To see exactly what is in these two problematic samples, we can turn to the
read report summary/MOL16S.reads.onebp.xlsx
in Excel, or the TSV version
at the command line (using grep to drop the rows ending with a zero count):
$ cut -f 1,2,3,7,10 summary/MOL16S.reads.onebp.tsv | grep -v "[[:space:]]0$"
# Marker MOL16S
# Group Control
# Sample Blank MOL16S
# Library-name BIM8M
# Raw FASTQ 2433
# Flash 1963
# Cutadapt 1014
# Threshold pool raw_data
# Threshold 10
# Control Sample
# Singletons 258
# Accepted 551
# Unique 4
#Marker MD5 onebp-predictions Total-abundance SRR5534986
MAX or TOTAL - - 4914872 478
MOL16S 20c0669e4c6f8436c9d42736df727c83 Sphaerium simile 152924 478
MOL16S e1d838b4f39bffe88d8c0e79b52700f1 Sphaerium simile 3215 13
MOL16S 778e3dace4b993135e11d450e6c559ff Sphaerium simile 249 11
MOL16S a36d3f7291c173c4243f22c2afbd111e Sphaerium simile 147 49
The unwanted sequences in the control sample are dominated by a single sequence (and three variants of it), which were matched to Sphaerium simile.
This is consistent with the original author’s analysis - although our pipeline has produced higher read counts:
Finally, our water blank sample had 71 reads, eight of those being singletons with the remaining belonging to Sphaerium striatinum (Table 9), likely due to amplicon contamination in the lab.
What about the other problematic sample?
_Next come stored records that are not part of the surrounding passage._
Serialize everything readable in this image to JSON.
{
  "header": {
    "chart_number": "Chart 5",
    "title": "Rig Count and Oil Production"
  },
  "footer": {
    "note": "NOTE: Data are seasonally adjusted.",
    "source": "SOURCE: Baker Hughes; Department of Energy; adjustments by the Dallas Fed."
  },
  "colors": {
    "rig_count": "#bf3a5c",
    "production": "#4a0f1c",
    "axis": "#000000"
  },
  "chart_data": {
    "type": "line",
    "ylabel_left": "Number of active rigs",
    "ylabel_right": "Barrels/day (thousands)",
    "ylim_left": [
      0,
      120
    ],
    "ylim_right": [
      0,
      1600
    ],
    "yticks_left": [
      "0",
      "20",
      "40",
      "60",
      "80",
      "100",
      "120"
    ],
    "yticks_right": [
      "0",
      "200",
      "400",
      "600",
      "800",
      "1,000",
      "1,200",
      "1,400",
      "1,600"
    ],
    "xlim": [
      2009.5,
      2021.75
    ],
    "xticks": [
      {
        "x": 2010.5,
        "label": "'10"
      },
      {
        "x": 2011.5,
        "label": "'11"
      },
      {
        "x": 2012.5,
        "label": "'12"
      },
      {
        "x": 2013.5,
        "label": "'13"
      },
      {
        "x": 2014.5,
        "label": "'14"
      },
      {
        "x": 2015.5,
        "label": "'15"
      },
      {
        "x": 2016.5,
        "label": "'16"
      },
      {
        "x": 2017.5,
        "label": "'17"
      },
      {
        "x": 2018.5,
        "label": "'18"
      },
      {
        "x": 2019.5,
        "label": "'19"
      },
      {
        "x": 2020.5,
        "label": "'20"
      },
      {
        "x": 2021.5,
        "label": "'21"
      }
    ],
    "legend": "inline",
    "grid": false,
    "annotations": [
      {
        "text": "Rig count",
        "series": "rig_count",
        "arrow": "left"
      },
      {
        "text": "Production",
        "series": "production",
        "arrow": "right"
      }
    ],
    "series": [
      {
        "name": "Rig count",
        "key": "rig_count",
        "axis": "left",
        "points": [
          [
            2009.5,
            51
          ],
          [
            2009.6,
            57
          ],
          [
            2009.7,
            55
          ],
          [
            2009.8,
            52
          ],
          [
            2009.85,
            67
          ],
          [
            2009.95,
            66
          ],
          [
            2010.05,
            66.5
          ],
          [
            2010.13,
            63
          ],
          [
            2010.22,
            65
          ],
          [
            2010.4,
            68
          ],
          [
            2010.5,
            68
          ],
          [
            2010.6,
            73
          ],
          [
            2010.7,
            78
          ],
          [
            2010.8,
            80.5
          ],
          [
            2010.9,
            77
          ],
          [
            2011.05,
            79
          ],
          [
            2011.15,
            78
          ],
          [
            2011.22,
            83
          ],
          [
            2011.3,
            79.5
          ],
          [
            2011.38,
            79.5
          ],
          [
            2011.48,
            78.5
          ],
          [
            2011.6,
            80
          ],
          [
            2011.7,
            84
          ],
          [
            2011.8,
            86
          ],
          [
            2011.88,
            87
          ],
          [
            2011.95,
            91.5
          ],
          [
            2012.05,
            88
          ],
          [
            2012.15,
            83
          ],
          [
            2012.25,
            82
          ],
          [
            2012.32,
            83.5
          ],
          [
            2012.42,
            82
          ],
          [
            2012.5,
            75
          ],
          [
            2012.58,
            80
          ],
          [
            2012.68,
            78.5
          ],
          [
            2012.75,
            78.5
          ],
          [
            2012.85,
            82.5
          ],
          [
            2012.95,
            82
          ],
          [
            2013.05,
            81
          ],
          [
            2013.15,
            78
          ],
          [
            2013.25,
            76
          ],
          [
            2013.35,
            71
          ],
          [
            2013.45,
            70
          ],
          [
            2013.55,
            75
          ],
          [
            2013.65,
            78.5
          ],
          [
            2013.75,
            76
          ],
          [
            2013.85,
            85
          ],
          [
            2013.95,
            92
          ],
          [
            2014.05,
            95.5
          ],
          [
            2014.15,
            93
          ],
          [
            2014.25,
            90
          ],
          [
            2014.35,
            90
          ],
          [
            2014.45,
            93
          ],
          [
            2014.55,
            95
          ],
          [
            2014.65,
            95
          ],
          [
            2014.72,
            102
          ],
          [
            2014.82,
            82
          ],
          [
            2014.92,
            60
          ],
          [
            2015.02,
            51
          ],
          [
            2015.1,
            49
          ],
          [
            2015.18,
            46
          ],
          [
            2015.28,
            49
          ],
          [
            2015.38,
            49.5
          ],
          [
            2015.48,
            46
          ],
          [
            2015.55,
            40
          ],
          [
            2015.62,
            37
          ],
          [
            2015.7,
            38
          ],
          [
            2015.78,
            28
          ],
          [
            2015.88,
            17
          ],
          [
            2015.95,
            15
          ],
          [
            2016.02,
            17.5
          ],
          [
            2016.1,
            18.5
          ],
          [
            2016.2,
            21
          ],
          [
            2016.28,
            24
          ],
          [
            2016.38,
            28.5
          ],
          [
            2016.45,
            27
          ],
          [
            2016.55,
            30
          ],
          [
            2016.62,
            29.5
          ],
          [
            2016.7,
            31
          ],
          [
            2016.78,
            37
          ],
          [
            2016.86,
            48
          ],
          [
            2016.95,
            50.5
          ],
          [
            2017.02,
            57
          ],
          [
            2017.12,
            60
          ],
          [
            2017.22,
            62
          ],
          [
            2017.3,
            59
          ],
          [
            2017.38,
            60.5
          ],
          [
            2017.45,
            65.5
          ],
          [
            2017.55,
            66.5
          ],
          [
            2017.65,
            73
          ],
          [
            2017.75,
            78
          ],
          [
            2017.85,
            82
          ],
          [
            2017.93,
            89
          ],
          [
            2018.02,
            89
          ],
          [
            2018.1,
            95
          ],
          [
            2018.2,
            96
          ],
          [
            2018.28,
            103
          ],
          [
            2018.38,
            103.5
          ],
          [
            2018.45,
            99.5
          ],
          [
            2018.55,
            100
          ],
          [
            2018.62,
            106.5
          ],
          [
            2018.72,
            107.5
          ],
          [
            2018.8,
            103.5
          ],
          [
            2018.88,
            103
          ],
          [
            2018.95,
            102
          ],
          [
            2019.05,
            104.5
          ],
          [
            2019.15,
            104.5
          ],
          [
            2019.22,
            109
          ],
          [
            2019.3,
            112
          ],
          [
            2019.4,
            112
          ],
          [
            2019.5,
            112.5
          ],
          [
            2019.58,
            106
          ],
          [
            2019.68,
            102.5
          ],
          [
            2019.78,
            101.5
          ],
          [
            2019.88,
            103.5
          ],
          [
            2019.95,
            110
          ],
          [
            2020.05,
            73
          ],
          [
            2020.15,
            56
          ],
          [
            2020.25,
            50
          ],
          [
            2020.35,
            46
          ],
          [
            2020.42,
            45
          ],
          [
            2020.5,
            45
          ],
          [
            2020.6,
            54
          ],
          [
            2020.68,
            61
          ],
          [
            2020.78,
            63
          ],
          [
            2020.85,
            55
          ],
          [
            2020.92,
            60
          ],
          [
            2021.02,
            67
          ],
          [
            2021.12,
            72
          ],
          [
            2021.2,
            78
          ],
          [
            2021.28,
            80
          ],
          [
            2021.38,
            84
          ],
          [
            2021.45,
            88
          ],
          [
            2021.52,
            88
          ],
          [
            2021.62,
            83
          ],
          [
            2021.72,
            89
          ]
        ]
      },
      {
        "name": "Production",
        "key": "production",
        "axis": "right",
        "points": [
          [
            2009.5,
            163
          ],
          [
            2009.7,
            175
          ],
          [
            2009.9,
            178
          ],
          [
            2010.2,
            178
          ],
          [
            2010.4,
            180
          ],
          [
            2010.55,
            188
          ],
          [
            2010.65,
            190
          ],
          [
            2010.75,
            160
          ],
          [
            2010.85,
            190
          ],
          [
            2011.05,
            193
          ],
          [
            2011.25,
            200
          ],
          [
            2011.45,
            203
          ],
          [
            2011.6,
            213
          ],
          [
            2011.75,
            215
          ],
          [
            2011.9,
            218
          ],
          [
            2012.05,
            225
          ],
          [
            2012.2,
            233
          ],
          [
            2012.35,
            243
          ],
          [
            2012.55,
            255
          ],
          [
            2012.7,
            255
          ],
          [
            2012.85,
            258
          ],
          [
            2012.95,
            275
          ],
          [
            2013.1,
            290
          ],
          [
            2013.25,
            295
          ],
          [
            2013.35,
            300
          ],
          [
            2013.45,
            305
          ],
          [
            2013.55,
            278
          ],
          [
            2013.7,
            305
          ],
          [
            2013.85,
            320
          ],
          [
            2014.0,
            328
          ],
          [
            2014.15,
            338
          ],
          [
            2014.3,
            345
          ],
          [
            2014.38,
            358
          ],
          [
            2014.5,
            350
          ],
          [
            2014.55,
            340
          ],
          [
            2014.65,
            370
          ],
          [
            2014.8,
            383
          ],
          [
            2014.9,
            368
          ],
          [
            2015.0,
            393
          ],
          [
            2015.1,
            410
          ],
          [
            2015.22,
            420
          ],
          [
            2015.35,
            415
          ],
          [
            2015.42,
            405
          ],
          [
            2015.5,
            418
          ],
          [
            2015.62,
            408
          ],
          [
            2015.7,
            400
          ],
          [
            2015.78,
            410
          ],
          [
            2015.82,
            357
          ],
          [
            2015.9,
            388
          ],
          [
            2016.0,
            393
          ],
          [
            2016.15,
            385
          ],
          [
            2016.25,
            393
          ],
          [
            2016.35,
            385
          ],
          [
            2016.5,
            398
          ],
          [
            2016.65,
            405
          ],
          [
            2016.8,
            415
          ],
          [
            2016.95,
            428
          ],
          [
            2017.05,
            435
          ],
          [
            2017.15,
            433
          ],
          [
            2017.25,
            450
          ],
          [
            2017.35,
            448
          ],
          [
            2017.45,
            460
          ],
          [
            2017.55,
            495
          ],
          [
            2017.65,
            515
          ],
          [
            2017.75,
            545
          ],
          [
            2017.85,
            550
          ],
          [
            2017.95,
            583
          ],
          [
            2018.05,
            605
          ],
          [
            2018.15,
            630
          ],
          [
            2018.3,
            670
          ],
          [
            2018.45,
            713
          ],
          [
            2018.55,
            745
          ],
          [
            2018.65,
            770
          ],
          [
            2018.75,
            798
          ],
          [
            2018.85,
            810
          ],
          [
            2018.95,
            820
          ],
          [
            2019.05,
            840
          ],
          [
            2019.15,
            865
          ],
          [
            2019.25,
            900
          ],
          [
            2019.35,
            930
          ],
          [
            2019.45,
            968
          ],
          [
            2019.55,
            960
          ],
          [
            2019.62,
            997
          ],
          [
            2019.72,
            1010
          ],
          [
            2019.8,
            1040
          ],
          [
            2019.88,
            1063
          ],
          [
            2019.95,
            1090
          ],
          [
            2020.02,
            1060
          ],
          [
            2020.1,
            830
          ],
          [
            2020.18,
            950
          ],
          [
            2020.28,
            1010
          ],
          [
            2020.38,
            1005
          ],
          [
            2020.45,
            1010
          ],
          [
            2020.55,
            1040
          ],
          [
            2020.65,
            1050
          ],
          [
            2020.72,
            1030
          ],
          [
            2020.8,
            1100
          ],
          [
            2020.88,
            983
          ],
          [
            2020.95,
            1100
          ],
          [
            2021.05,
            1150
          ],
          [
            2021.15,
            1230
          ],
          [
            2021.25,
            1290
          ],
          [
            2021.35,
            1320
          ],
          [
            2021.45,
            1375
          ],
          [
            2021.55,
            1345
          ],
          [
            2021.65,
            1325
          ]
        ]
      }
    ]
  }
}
Again, you can find this in the Excel read report, or at the command line:
$ cut -f 1,2,7,25 summary/MOL16S.reads.onebp.tsv | grep -v "[[:space:]]0$"
# Marker SPH16S
# Group Mock Community
# Sample Mock Community 4 SPH16S
# Library-name SPSC3PRO4
# Raw FASTQ 410780
# Flash 375539
# Cutadapt 420
# Threshold pool raw_data
# Threshold 10
# Control Sample
# Singletons 272
# Accepted 108
# Unique 3
#Marker MD5 Total-abundance SRR5534980
MAX or TOTAL - 4914872 46
MOL16S ecdaa082b70f5e268f76128693531760 269109 45
MOL16S 98dc259e48de3e258cb93a34c38a9484 120026 17
MOL16S 20c0669e4c6f8436c9d42736df727c83 152924 46
The species names are too long to include in the above, listing them directly:
$ grep -E "(MD5|20c0669e4c6f8436c9d42736df727c83|ecdaa082b70f5e268f76128693531760|98dc259e48de3e258cb93a34c38a9484)" \
summary/MOL16S.reads.onebp.tsv | cut -f 2,3
<SEE TABLE BELOW>
Giving:
MD5 |
onebp-predictions |
---|---|
ecdaa082b70f5e268f76128693531760 |
Dreissena bugensis;Dreissena rostriformis |
98dc259e48de3e258cb93a34c38a9484 |
Dreissena polymorpha |
20c0669e4c6f8436c9d42736df727c83 |
Sphaerium simile |
The unwanted mock community sample content is split between Sphaerium and Dreissena, and suggest using a minimum threshold of perhaps 50 reads?
Minimum threshold
Clearly using a minimum abundance threshold of 10 is too low, and it should be increased to at perhaps 50 based on this. However, we have one exceptional sequence present at almost 500 copies. Setting the minimum that high seems excessive - but perhaps the THAPBI PICT default of 100 is more reasonable?